Elas entravam em casa.
– Então quero tratar de um outro assunto.
– Só um minuto, mamãe, tenho que lavar minhas mãos. Aliás, venha também a meu quarto: podemos conversar lá.
As duas subiram a escada e a mãe esperou que a filha terminasse de lavar as mãos para começar:
– Seu irmão me disse que vocês discutiram ontem. Ninette, que tolice! Que idéia absurda querer parte da herança.
– O pai dele era meu também. Nós dois temos o mesmo sangue.
– Filha, as mulheres têm outro tipo de poder: elas dominam os homens.
– Os homens fazem as mulheres tolas pensarem assim.
– Seu pai nunca me negou nada.
– E a senhora negou algo a ele?
– Ninette, um bom marido-
– Eu não quero um marido, mãe.
– Entendo que não queira se casar com um estranho. Mas tenho certeza de que seu irmão não irá contra sua escolha. Ainda mais se você escolher-
– Servos escolhem seu senhor?
– Filha, estou tentando melhorar as coisas-
– Ser dominada primeiro pelo pai, depois pelo irmão, depois por um marido para, quando ele finalmente morrer, ser dominada pelo próprio filho. Mãe, isso não é vida!
– E que vida você quer? A vida de um homem? Quer lutar nas guerras ao invés de ficar protegida no castelo-
– Cuidando de crianças?
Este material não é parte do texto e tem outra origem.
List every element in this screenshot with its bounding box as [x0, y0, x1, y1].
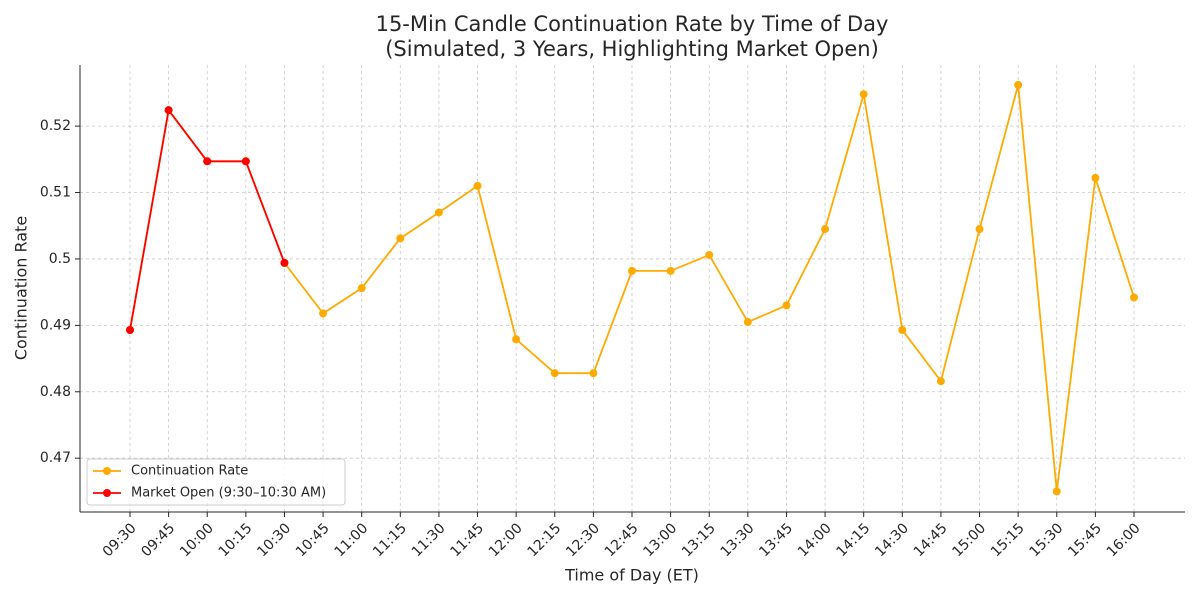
point	[1130, 293, 1138, 302]
point	[666, 266, 675, 275]
point	[589, 369, 598, 378]
x-tick-label: 12:00	[486, 520, 526, 560]
y-tick-label: 0.51	[40, 185, 71, 201]
legend-label: Market Open (9:30–10:30 AM)	[131, 486, 326, 501]
x-tick-label: 10:30	[254, 520, 294, 560]
point	[936, 377, 945, 386]
point	[512, 335, 521, 344]
point	[1014, 80, 1023, 89]
x-tick-label: 13:45	[756, 520, 796, 560]
x-tick-label: 12:15	[525, 520, 565, 560]
y-axis-label: Continuation Rate	[12, 216, 31, 360]
point	[280, 258, 289, 267]
point	[434, 208, 443, 217]
point	[821, 225, 830, 234]
point	[396, 234, 405, 243]
x-tick-label: 12:30	[563, 520, 603, 560]
x-tick-label: 11:00	[331, 520, 371, 560]
x-tick-label: 13:00	[640, 520, 680, 560]
x-tick-label: 10:45	[293, 520, 333, 560]
x-tick-label: 15:15	[988, 520, 1028, 560]
point	[126, 326, 134, 335]
point	[975, 225, 984, 234]
x-tick-label: 11:45	[447, 520, 487, 560]
x-tick-label: 10:15	[216, 520, 256, 560]
x-axis-label: Time of Day (ET)	[564, 566, 699, 585]
point	[705, 250, 714, 259]
y-tick-label: 0.52	[40, 118, 71, 134]
x-tick-label: 14:45	[911, 520, 951, 560]
point	[319, 309, 328, 318]
x-tick-label: 14:30	[872, 520, 912, 560]
x-tick-label: 09:45	[138, 520, 178, 560]
y-tick-label: 0.49	[40, 317, 71, 333]
chart-title: 15-Min Candle Continuation Rate by Time …	[376, 12, 889, 36]
point	[357, 284, 366, 293]
point	[550, 369, 559, 378]
point	[628, 266, 636, 275]
chart-subtitle: (Simulated, 3 Years, Highlighting Market…	[385, 37, 879, 61]
x-tick-label: 13:15	[679, 520, 719, 560]
x-tick-label: 15:30	[1027, 520, 1067, 560]
x-tick-label: 11:15	[370, 520, 410, 560]
x-tick-label: 14:00	[795, 520, 835, 560]
point	[782, 301, 791, 310]
point	[1091, 173, 1100, 182]
point	[241, 157, 250, 166]
y-tick-label: 0.5	[49, 251, 71, 267]
y-tick-label: 0.47	[40, 450, 71, 466]
x-tick-label: 13:30	[718, 520, 758, 560]
legend-marker	[103, 489, 111, 497]
x-tick-label: 14:15	[833, 520, 873, 560]
legend-marker	[103, 467, 111, 475]
point	[743, 318, 752, 327]
point	[898, 326, 907, 335]
point	[1052, 487, 1061, 496]
x-tick-label: 11:30	[409, 520, 449, 560]
y-tick-label: 0.48	[40, 384, 71, 400]
point	[473, 181, 482, 190]
point	[859, 90, 868, 99]
point	[203, 157, 212, 166]
x-tick-label: 12:45	[602, 520, 642, 560]
legend-box	[86, 458, 346, 506]
x-tick-label: 15:00	[949, 520, 989, 560]
x-tick-label: 10:00	[177, 520, 217, 560]
x-tick-label: 09:30	[100, 520, 140, 560]
point	[164, 106, 173, 115]
x-tick-label: 16:00	[1104, 520, 1144, 560]
x-tick-label: 15:45	[1065, 520, 1105, 560]
legend-label: Continuation Rate	[131, 464, 248, 479]
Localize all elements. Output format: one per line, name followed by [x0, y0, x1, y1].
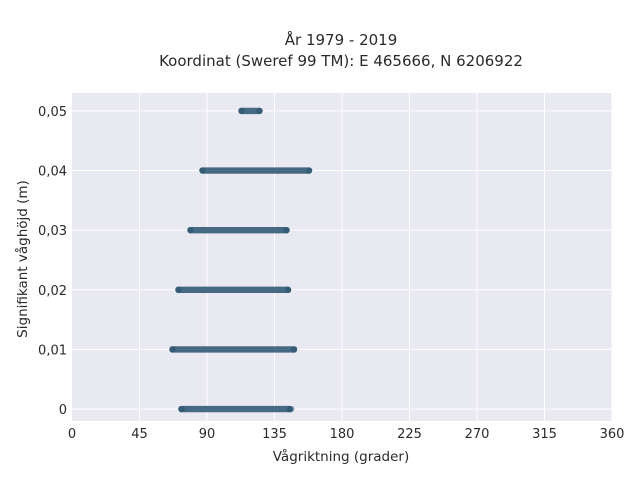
chart-title-line2: Koordinat (Sweref 99 TM): E 465666, N 62… — [159, 52, 523, 70]
data-points — [169, 107, 313, 413]
x-tick-label: 90 — [199, 427, 216, 442]
y-tick-label: 0,02 — [38, 284, 67, 299]
band-min-point — [178, 405, 185, 413]
band-min-point — [238, 107, 245, 115]
band-max-point — [305, 167, 313, 174]
y-tick-label: 0,01 — [38, 343, 67, 358]
point-band — [169, 346, 298, 353]
y-tick-label: 0 — [59, 403, 67, 418]
point-band — [187, 226, 290, 234]
band-max-point — [283, 226, 290, 234]
band-outlier-point — [287, 405, 295, 413]
y-tick-labels: 0 0,01 0,02 0,03 0,04 0,05 — [38, 105, 67, 418]
grid-lines — [72, 93, 613, 421]
band-max-point — [284, 286, 292, 293]
y-tick-label: 0,04 — [38, 165, 67, 180]
x-tick-label: 270 — [465, 427, 490, 442]
x-axis-label: Vågriktning (grader) — [273, 448, 410, 465]
x-tick-label: 360 — [600, 427, 625, 442]
point-band — [175, 286, 292, 293]
y-tick-label: 0,03 — [38, 224, 67, 239]
band-max-point — [256, 107, 263, 115]
band-min-point — [199, 167, 206, 174]
point-band — [199, 167, 313, 174]
band-min-point — [175, 286, 182, 293]
x-tick-label: 135 — [262, 427, 287, 442]
chart-title-line1: År 1979 - 2019 — [285, 30, 398, 49]
band-min-point — [169, 346, 176, 353]
band-min-point — [187, 226, 194, 234]
point-band — [178, 405, 295, 413]
x-tick-label: 0 — [68, 427, 76, 442]
x-tick-label: 315 — [532, 427, 557, 442]
point-band — [238, 107, 263, 115]
y-axis-label: Signifikant våghöjd (m) — [14, 180, 31, 338]
x-tick-label: 45 — [131, 427, 148, 442]
x-tick-label: 180 — [330, 427, 355, 442]
x-tick-label: 225 — [397, 427, 422, 442]
band-max-point — [290, 346, 298, 353]
x-tick-labels: 0 45 90 135 180 225 270 315 360 — [68, 427, 625, 442]
y-tick-label: 0,05 — [38, 105, 67, 120]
Sim, quero.
– Não tem condições. Pense naqueles dias-
– Se lhe dá dor de cabeça, pouco me importa. Nunca senti nada e a senhora sabe disso. Sei que não tenho a força de um homem. -ela sorriu com maldade- Mas o que mais um homem tem além da força?
– Ninette, tenha juízo.
– Não vou abrir mão da parte a que tenho direito. Se Estienne quiser conversar, podemos negociar, eu não me importo em ficar com uma parte menor, desde que a terra seja boa.
– Isso é loucura!
– E quem é a louca? Vocês, que passam a vida satisfazendo os caprichos de seus maridos? Ou eu, que não vou me curvar a nenhum marido?
– Não pode desejar nunca se casar.
– “Não me curvar” não significa “não me casar”.
– E que homem vai consentir nisso?
– Com um dote de meio feudo, que homem vai me recusar?
– Seu irmão não vai concordar.
– Ele vai concordar. Vou dar a ele mais dois dias para pensar. -ela sorriu com maldade- E, daqui a dois dias, eu sei que ele vai concordar.